The circuit (the series of quantum logic gates) that was run to factor 15 can be seen in Figure 1b of “Experimental realization of Shor’s quantum factoring algorithm using nuclear magnetic resonance”:

The important cost here is the number of entangling gates. This factoring-15 circuit has 6 two-qubit entangling gates (a mix of CNOT and CPHASE gates). It also has 2 Toffoli gates, which each decompose into 6 two-qubit entangling gates. So there’s a total of 21 entangling gates in this circuit.

Now, for comparison, here is a circuit for factoring 21. Sorry for rotating it, but I couldn’t get it to fit otherwise. Try counting the Toffolis:

(Here’s an OPENQASM2 version of the circuit, so you can test it produces the right distribution if you’re inclined to do so.)

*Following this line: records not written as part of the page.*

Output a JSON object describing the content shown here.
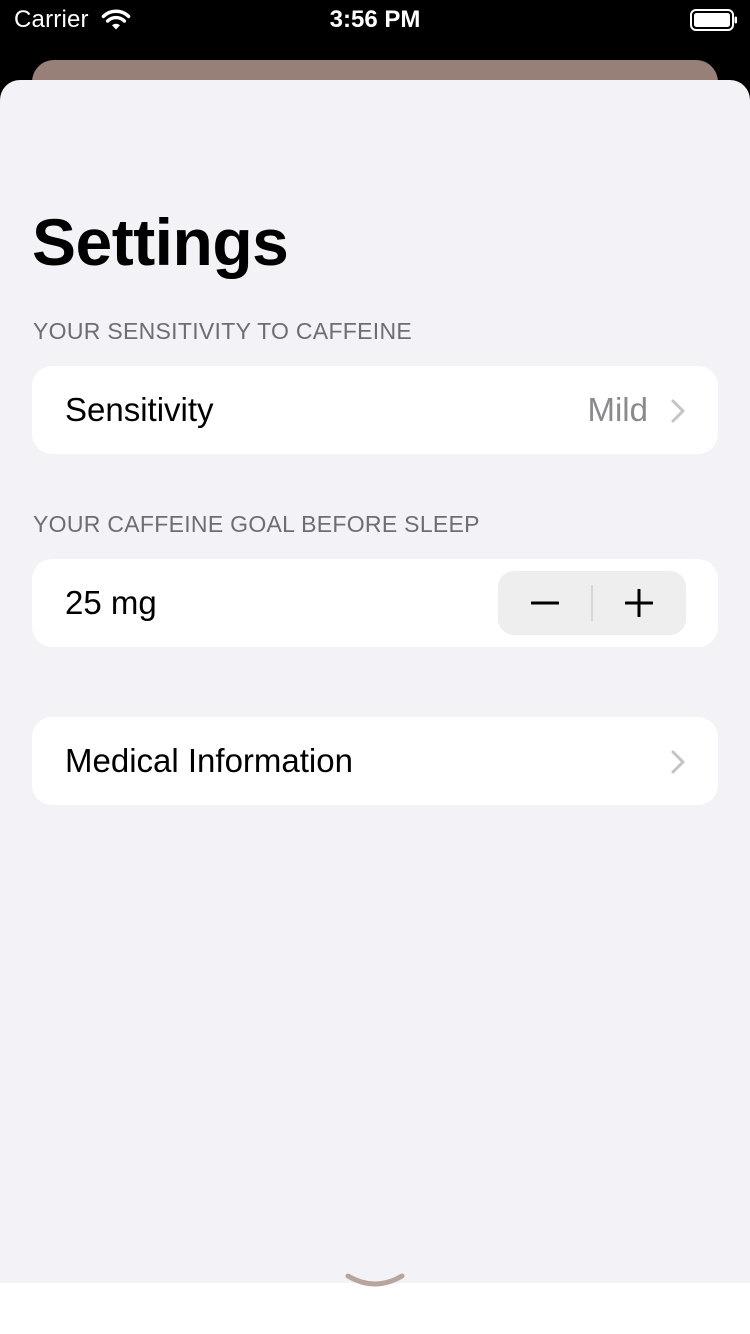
{
  "status_bar": {
    "carrier": "Carrier",
    "time": "3:56 PM",
    "icons": [
      "wifi-icon",
      "battery-icon"
    ]
  },
  "page": {
    "title": "Settings"
  },
  "sensitivity_section": {
    "header": "YOUR SENSITIVITY TO CAFFEINE",
    "row_label": "Sensitivity",
    "row_value": "Mild"
  },
  "goal_section": {
    "header": "YOUR CAFFEINE GOAL BEFORE SLEEP",
    "value": "25 mg",
    "stepper_icons": [
      "minus-icon",
      "plus-icon"
    ]
  },
  "medical_section": {
    "row_label": "Medical Information"
  },
  "colors": {
    "sheet_background": "#f2f2f7",
    "card_background": "#ffffff",
    "secondary_text": "#6d6d72",
    "value_text": "#8a8a8e",
    "back_card": "#968077",
    "dismiss_handle": "#b8a59e"
  }
}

In case you lost count: this circuit has 191 cnot gates and 369 Toffoli gates, implying a total of 2405 entangling gates. That’s 115x more entangling gates than the factoring-15 circuit. The factoring-21 circuit is more than one hundred times more expensive than the factoring-15 circuit.

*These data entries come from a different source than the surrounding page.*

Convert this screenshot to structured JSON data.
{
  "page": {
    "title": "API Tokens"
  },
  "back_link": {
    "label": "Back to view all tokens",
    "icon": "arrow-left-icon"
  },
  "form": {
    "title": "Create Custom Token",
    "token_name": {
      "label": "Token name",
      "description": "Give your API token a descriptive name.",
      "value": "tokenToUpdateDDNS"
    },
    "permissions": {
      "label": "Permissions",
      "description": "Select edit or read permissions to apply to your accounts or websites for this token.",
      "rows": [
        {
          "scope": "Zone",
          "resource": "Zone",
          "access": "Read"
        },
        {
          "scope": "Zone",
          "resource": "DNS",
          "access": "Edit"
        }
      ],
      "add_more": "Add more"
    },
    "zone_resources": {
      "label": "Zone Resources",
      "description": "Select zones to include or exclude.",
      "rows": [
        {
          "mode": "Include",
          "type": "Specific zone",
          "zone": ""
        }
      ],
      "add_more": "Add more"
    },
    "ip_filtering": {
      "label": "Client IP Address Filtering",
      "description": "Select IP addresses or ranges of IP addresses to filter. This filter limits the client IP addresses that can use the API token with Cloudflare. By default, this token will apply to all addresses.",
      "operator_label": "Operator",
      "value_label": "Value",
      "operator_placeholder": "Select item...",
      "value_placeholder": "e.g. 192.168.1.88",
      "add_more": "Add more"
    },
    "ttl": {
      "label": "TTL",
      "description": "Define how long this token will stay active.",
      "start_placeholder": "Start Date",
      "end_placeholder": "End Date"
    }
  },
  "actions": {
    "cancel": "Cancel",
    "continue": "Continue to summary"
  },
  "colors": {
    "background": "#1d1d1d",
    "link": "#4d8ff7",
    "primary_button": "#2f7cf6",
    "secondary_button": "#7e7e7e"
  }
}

When I ask people to guess how many times larger the factoring-21 circuit is, compared to the factoring-15 circuit, there’s a tendency for them to assume it’s 25% larger. Or maybe twice as large. The fact that it’s two orders of magnitude more expensive is shocking. So I’ll try to explain why it happens.

(Quick aside: the amount of optimization that has gone into this factoring-21 circuit is probably unrepresentative of what would be possible when factoring big numbers. I think a more plausible amount of optimization would produce a circuit with 500x the cost of the factoring-15 circuit… but a 100x overhead is sufficient to make my point. Regardless, special thanks to Noah Shutty for running expensive computer searches to find the conditional-multiplication-by-4-mod-21 subroutine used by this circuit.)

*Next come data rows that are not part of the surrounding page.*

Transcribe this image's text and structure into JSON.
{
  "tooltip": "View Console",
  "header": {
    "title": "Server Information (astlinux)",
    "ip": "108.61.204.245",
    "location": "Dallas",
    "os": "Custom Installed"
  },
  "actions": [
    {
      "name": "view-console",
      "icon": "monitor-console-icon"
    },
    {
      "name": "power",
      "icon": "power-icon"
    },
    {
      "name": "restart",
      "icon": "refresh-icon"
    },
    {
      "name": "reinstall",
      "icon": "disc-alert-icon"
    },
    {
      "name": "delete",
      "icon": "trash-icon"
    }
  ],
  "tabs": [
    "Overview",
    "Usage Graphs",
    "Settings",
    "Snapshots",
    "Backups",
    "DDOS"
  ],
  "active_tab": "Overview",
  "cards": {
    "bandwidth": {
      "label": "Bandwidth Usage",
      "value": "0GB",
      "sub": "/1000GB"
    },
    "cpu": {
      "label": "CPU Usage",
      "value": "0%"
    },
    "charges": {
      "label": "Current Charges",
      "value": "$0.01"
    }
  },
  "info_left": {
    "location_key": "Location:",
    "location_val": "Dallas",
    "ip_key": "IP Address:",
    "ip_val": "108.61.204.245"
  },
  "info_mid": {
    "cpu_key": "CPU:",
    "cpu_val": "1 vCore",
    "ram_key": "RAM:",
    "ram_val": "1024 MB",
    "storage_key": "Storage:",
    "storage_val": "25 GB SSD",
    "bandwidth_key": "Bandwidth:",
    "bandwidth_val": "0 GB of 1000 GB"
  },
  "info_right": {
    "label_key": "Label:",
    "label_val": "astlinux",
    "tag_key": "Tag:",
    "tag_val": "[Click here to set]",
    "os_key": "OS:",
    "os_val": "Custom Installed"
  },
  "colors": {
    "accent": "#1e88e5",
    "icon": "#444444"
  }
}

Where does the 100x come from?

A key background fact you need to understand is that the dominant cost of a quantum factoring circuit comes from doing a series of conditional modular multiplications under superposition. To factor an $n$-bit number $N$, Shor’s algorithm will conditionally multiply an accumulator by $m_k = g^{2^k} \pmod{N}$ for each $k < 2n$ (where $g$ is a randomly chosen value coprime to $N$). Sometimes people also worry about the frequency basis measurement at the end of the algorithm, which is crucial to the algorithm’s function, but from a cost perspective it’s irrelevant. (It’s negligible due by an optimization called “qubit recycling”, which I also could have used to reduce the qubit count of the factoring-21 circuit, but in this post I’m just counting gates so meh).